The final conversation on the webinar was around what people might do to progress knowledge sharing and collaboration in their organisations.

Top of the list were to:

  • Carry out a SWOT analysis with their teams
  • Experiment with stories (maybe even horror stories illustrating the consequences of not having a KM strategy in place)
  • Put more of an emphasis on building relationships rather than just focus on the technology
  • Enlist management champions to lead by example

All in all it was a great conversation, and I look forward to more opportunities to continue it with this community.  (The slides and recording from the presentation are available here – for CILIP members – if you are not a CILIP member and would like to know more about this, do get in touch.)

 

Notes

About the author. Elisabeth Goodman is the Owner and Principal Consultant at RiverRhee Consulting., a consultancy that specialises in “creating exceptional managers and teams”, with a focus on the Life Sciences. (We support our clients through courses, workshops and personal one-to-one coaching.)  Elisabeth founded RiverRhee Consulting in 2009, and prior to that had 25+ years’ experience in the Pharmaceutical Industry in line management and internal training and consultancy roles supporting Information Management and other business teams on a global basis.  RiverRhee is a member-to-member training provider for One Nucleus and a CPD provider for CILIP (Chartered Institute for Library and Information Professionals). 

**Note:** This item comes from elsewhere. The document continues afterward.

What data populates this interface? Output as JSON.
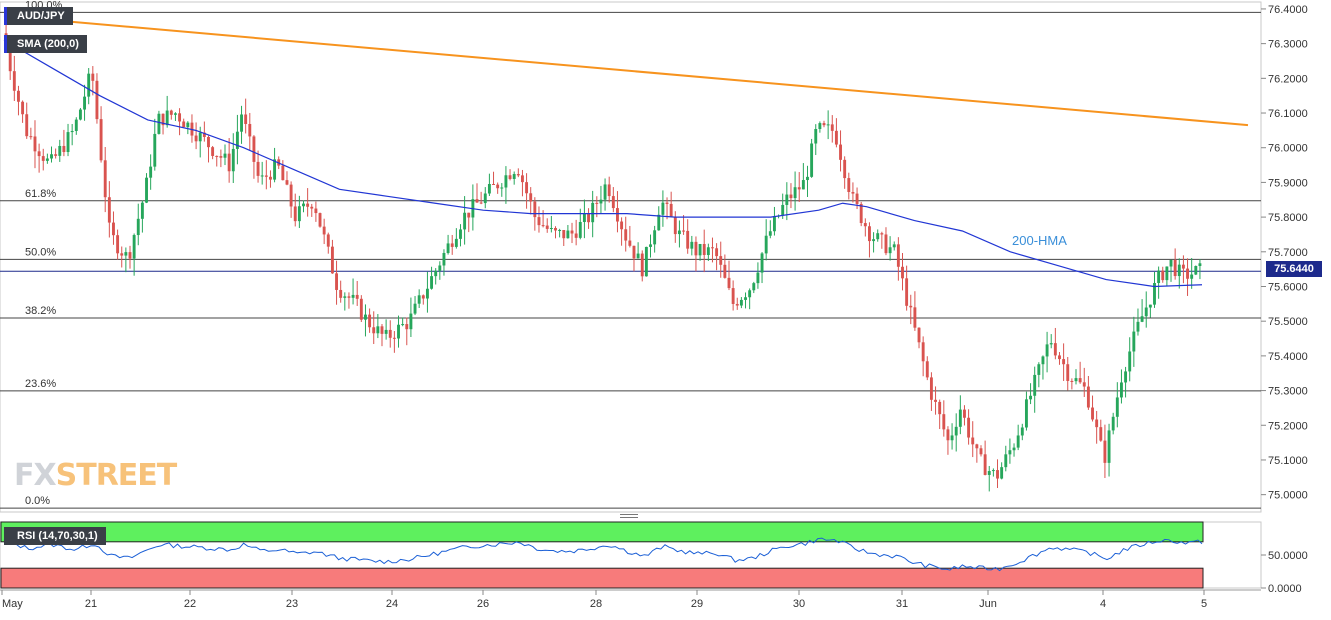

Elisabeth is accredited in Change Management, in Lean Sigma, in Belbin Team Roles, MBTI (Myers Briggs Type Indicator) and is an NLP (NeuroLinguistic Programming) Practitioner. She is a member of CILIP and of APM (Association for Project Management) in which she was a founding member of the Enabling Change SIG.

1 thought on “A conversation on ‘Good Practices’ with CILIP’s Knowledge and Information Management community”

  1. What I find most exciting about having effective community information dissemination is to hold workshops where representatives share horror stories about what lack of information could do to their town. Grandpa would surely love to have this sort of workshop to encourage the town council to develop more programs and update their community bulletin boards. This way everyone would be updated on what needs to be urgently done for their remote village in Carnelian Hills and what individual households need to better their simple lives.